The UN committee reacted swiftly to the lawyers’ demands and during the past 7 months requested the Spanish government in those seven cases to take interim measures.

Under international law, respect for interim measures is essential for the protection of human rights.

Existing international law and jurisprudence affirm that any state party’s non-compliance with a request for interim measures constitutes a breach of its legal obligations under international law.

Respecting international law

The binding nature of interim measures has been reaffirmed by the human rights committee in its general comment 33 on the individual complaints procedure.

However, the Spanish government has ignored these requests and failed to comply with any of the requested interim measures. The Spanish government is thus in violation of the international obligation it has voluntarily undertaken - more significantly, the lives and well-being of dozens of highly vulnerable children are at risk.

The UN Convention on the Rights of the Child obliges states to consider the best interests of the child as a primary consideration above any other.
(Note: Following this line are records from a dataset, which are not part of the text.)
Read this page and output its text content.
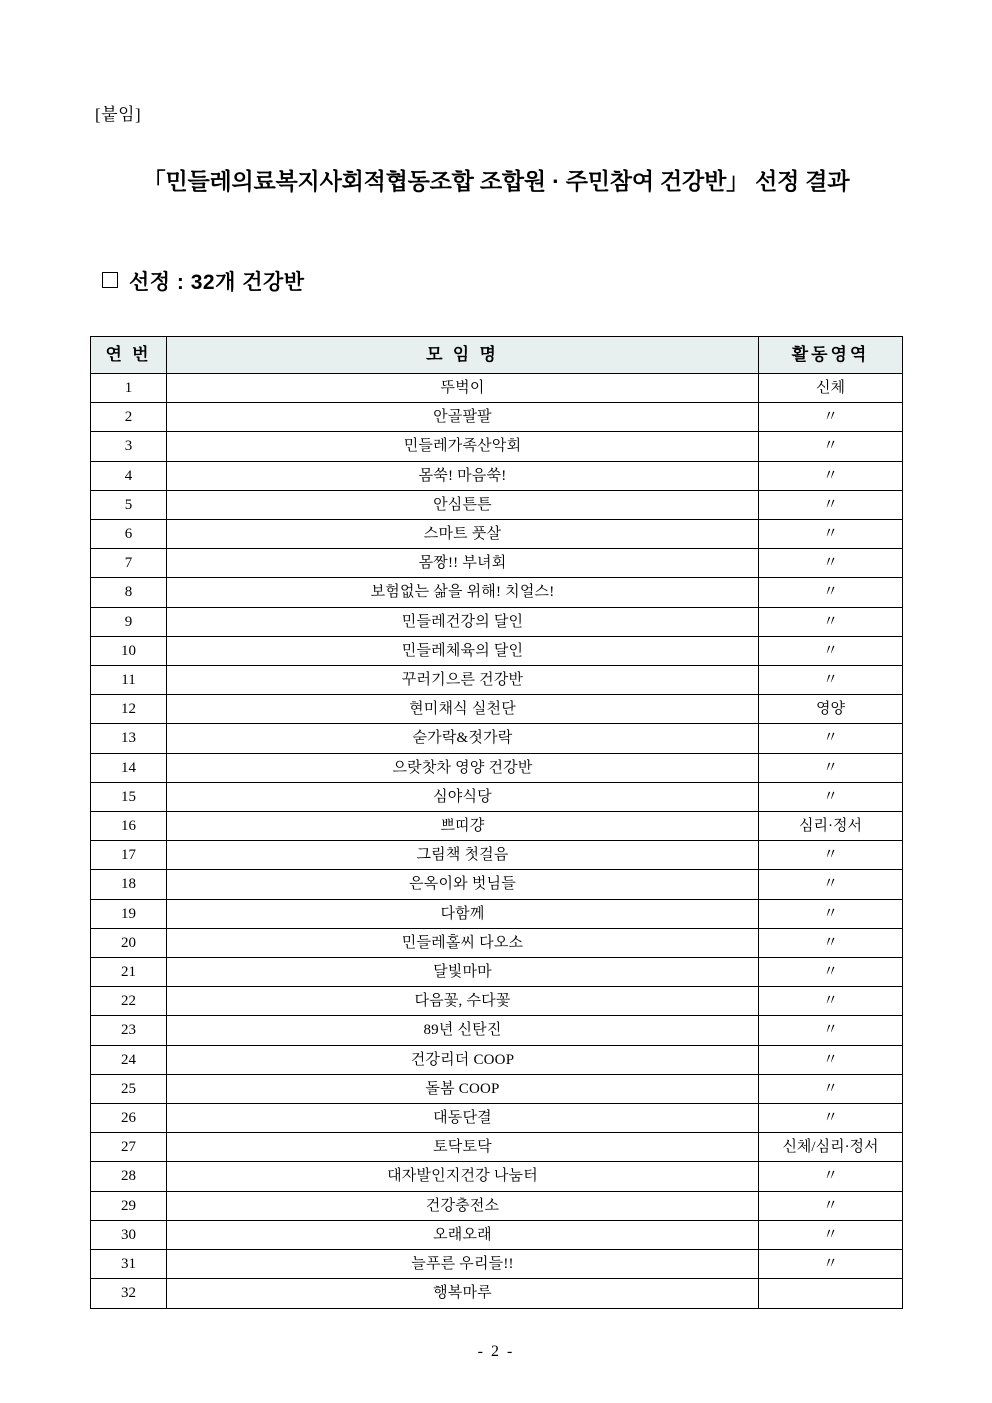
[붙임]
「민들레의료복지사회적협동조합 조합원 · 주민참여 건강반」 선정 결과
선정 : 32개 건강반
연 번	모 임 명	활동영역
1	뚜벅이	신체
2	안골팔팔	〃
3	민들레가족산악회	〃
4	몸쑥! 마음쑥!	〃
5	안심튼튼	〃
6	스마트 풋살	〃
7	몸짱!! 부녀회	〃
8	보험없는 삶을 위해! 치얼스!	〃
9	민들레건강의 달인	〃
10	민들레체육의 달인	〃
11	꾸러기으른 건강반	〃
12	현미채식 실천단	영양
13	숟가락&젓가락	〃
14	으랏찻차 영양 건강반	〃
15	심야식당	〃
16	쁘띠걍	심리·정서
17	그림책 첫걸음	〃
18	은옥이와 벗님들	〃
19	다함께	〃
20	민들레홀씨 다오소	〃
21	달빛마마	〃
22	다음꽃, 수다꽃	〃
23	89년 신탄진	〃
24	건강리더 COOP	〃
25	돌봄 COOP	〃
26	대동단결	〃
27	토닥토닥	신체/심리·정서
28	대자발인지건강 나눔터	〃
29	건강충전소	〃
30	오래오래	〃
31	늘푸른 우리들!!	〃
32	행복마루	
- 2 -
However, the Spanish authorities claim that the individuals in these cases are not children but adults.

Yet, in the event of any remaining uncertainty, international law affirms that states must accord the individual the benefit of the doubt and treat him or her as a child - until effectively proven otherwise.
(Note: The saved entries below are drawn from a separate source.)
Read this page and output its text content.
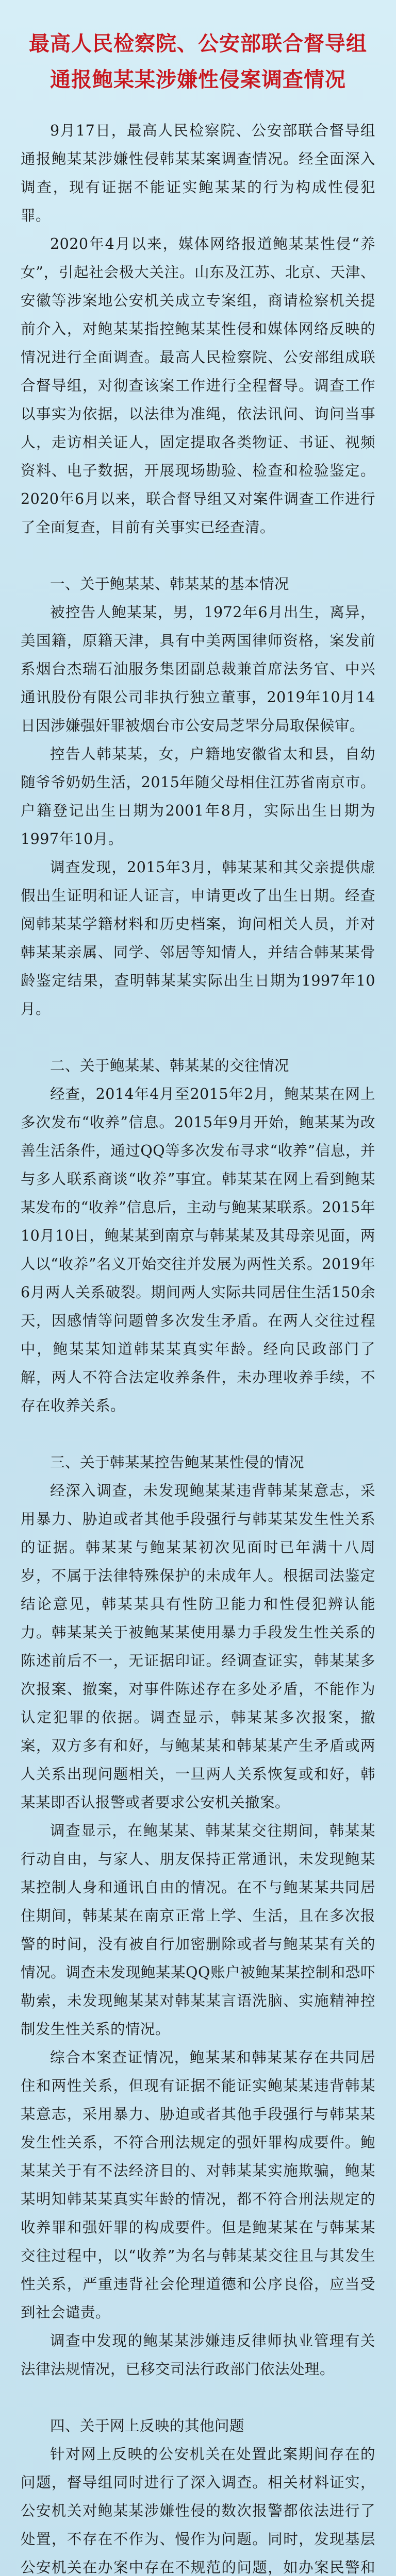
最高人民检察院、公安部联合督导组
通报鲍某某涉嫌性侵案调查情况

9月17日，最高人民检察院、公安部联合督导组通报鲍某某涉嫌性侵韩某某案调查情况。经全面深入调查，现有证据不能证实鲍某某的行为构成性侵犯罪。

2020年4月以来，媒体网络报道鲍某某性侵“养女”，引起社会极大关注。山东及江苏、北京、天津、安徽等涉案地公安机关成立专案组，商请检察机关提前介入，对鲍某某指控鲍某某性侵和媒体网络反映的情况进行全面调查。最高人民检察院、公安部组成联合督导组，对彻查该案工作进行全程督导。调查工作以事实为依据，以法律为准绳，依法讯问、询问当事人，走访相关证人，固定提取各类物证、书证、视频资料、电子数据，开展现场勘验、检查和检验鉴定。2020年6月以来，联合督导组又对案件调查工作进行了全面复查，目前有关事实已经查清。

一、关于鲍某某、韩某某的基本情况

被控告人鲍某某，男，1972年6月出生，离异，美国籍，原籍天津，具有中美两国律师资格，案发前系烟台杰瑞石油服务集团副总裁兼首席法务官、中兴通讯股份有限公司非执行独立董事，2019年10月14日因涉嫌强奸罪被烟台市公安局芝罘分局取保候审。

控告人韩某某，女，户籍地安徽省太和县，自幼随爷爷奶奶生活，2015年随父母相住江苏省南京市。户籍登记出生日期为2001年8月，实际出生日期为1997年10月。

调查发现，2015年3月，韩某某和其父亲提供虚假出生证明和证人证言，申请更改了出生日期。经查阅韩某某学籍材料和历史档案，询问相关人员，并对韩某某亲属、同学、邻居等知情人，并结合韩某某骨龄鉴定结果，查明韩某某实际出生日期为1997年10月。

二、关于鲍某某、韩某某的交往情况

经查，2014年4月至2015年2月，鲍某某在网上多次发布“收养”信息。2015年9月开始，鲍某某为改善生活条件，通过QQ等多次发布寻求“收养”信息，并与多人联系商谈“收养”事宜。韩某某在网上看到鲍某某发布的“收养”信息后，主动与鲍某某联系。2015年10月10日，鲍某某到南京与韩某某及其母亲见面，两人以“收养”名义开始交往并发展为两性关系。2019年6月两人关系破裂。期间两人实际共同居住生活150余天，因感情等问题曾多次发生矛盾。在两人交往过程中，鲍某某知道韩某某真实年龄。经向民政部门了解，两人不符合法定收养条件，未办理收养手续，不存在收养关系。

三、关于韩某某控告鲍某某性侵的情况

经深入调查，未发现鲍某某违背韩某某意志，采用暴力、胁迫或者其他手段强行与韩某某发生性关系的证据。韩某某与鲍某某初次见面时已年满十八周岁，不属于法律特殊保护的未成年人。根据司法鉴定结论意见，韩某某具有性防卫能力和性侵犯辨认能力。韩某某关于被鲍某某使用暴力手段发生性关系的陈述前后不一，无证据印证。经调查证实，韩某某多次报案、撤案，对事件陈述存在多处矛盾，不能作为认定犯罪的依据。调查显示，韩某某多次报案，撤案，双方多有和好，与鲍某某和韩某某产生矛盾或两人关系出现问题相关，一旦两人关系恢复或和好，韩某某即否认报警或者要求公安机关撤案。

调查显示，在鲍某某、韩某某交往期间，韩某某行动自由，与家人、朋友保持正常通讯，未发现鲍某某控制人身和通讯自由的情况。在不与鲍某某共同居住期间，韩某某在南京正常上学、生活，且在多次报警的时间，没有被自行加密删除或者与鲍某某有关的情况。调查未发现鲍某某QQ账户被鲍某某控制和恐吓勒索，未发现鲍某某对韩某某言语洗脑、实施精神控制发生性关系的情况。

综合本案查证情况，鲍某某和韩某某存在共同居住和两性关系，但现有证据不能证实鲍某某违背韩某某意志，采用暴力、胁迫或者其他手段强行与韩某某发生性关系，不符合刑法规定的强奸罪构成要件。鲍某某关于有不法经济目的、对韩某某实施欺骗，鲍某某明知韩某某真实年龄的情况，都不符合刑法规定的收养罪和强奸罪的构成要件。但是鲍某某在与韩某某交往过程中，以“收养”为名与韩某某交往且与其发生性关系，严重违背社会伦理道德和公序良俗，应当受到社会谴责。

调查中发现的鲍某某涉嫌违反律师执业管理有关法律法规情况，已移交司法行政部门依法处理。

四、关于网上反映的其他问题

针对网上反映的公安机关在处置此案期间存在的问题，督导组同时进行了深入调查。相关材料证实，公安机关对鲍某某涉嫌性侵的数次报警都依法进行了处置，不存在不作为、慢作为问题。同时，发现基层公安机关在办案中存在不规范的问题，如办案民警和
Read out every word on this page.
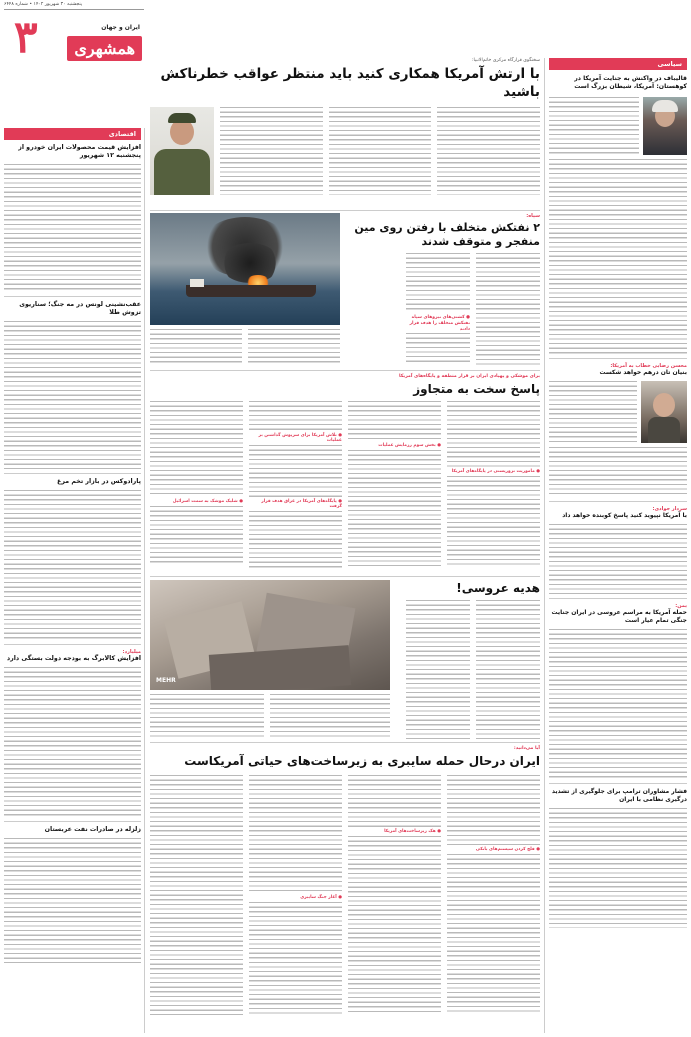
سیاسی
قالیباف در واکنش به جنایت آمریکا در کوهستان: آمریکا، شیطان بزرگ است
محسن رضایی خطاب به آمریکا:
بنیان تان درهم خواهد شکست
سردار جوادی:
با آمریکا نپیوید کنید پاسخ کوبنده خواهد داد
یمن:
حمله آمریکا به مراسم عروسی در ایران جنایت جنگی تمام عیار است
فشار مشاوران ترامپ برای جلوگیری از تشدید درگیری نظامی با ایران
پنجشنبه ۳۰ شهریور ۱۴۰۲ • شماره ۶۴۴۸
۳	ایران و جهان
همشهری
اقتصادی
افزایش قیمت محصولات ایران خودرو از پنجشنبه ۱۲ شهریور
عقب‌نشینی لونس در مه جنگ؛ سناریوی تزوش طلا
پارادوکس در بازار تخم مرغ
میلیارد:
افزایش کالابرگ به بودجه دولت بستگی دارد
زلزله در صادرات نفت عربستان
سخنگوی قرارگاه مرکزی خاتم‌الانبیا:
با ارتش آمریکا همکاری کنید باید منتظر عواقب خطرناکش باشید
سپاه:
۲ نفتکش متخلف با رفتن روی مین منفجر و متوقف شدند
● کشتی‌های نیروهای سپاه نفتکش متخلف را هدف قرار دادند
برای موشکی و پهپادی ایران بر قرار منطقه و پایگاه‌های آمریکا
پاسخ سخت به متجاوز
● ماموریت تروریستی در پایگاه‌های آمریکا
● بخش سوم رزمایش عملیات
● تلاش آمریکا برای سرپوش گذاشتن بر عملیات
● پایگاه‌های آمریکا در عراق هدف قرار گرفت
● شلیک موشک به سمت اسرائیل
هدیه عروسی!
MEHR
آیا می‌دانید:
ایران درحال حمله سایبری به زیرساخت‌های حیاتی آمریکاست
● فلج کردن سیستم‌های بانکی
● هک زیرساخت‌های آمریکا
● آغاز جنگ سایبری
Moreover, the Spanish supreme court has already expressed concern about the age-assessment procedure used by the Spanish authorities, in more than 10 judgments, as did the Spanish ombudsman and the United Nations high commissioner for human rights.

Last month, six civil society organisations in Spain (Amnesty International, Fundacion Raices, the General Council of Spanish Lawyers, the Jesuit Mission for Migrants, Noves Vies and Save the Children) called on the Spanish Government to immediately implement the committee’s request for interim measures in each case.

The ICJ is training lawyers in seven EU countries, including Spain, and supporting them in bringing their cases to international human rights mechanisms, such as the UN committee on the rights of the child, when no effective remedy is available domestically.

The Spanish government is failing these children and is failing to respect its international law obligations.

Respecting one's international obligations and ensuring that no harm is caused to children in violation of their rights should be high priorities for any states that are parties to the UN Convention on the Rights of the Child.

The Spanish government should live up to its obligations, and immediately implement the committee on the rights of the child’s request for interim measures in these cases.

The International Commission of Jurists (ICJ) is composed of 60 eminent judges and lawyers from all regions of the world and promotes and protects human rights through the rule of law, by using its unique legal expertise to develop and strengthen national and international justice systems.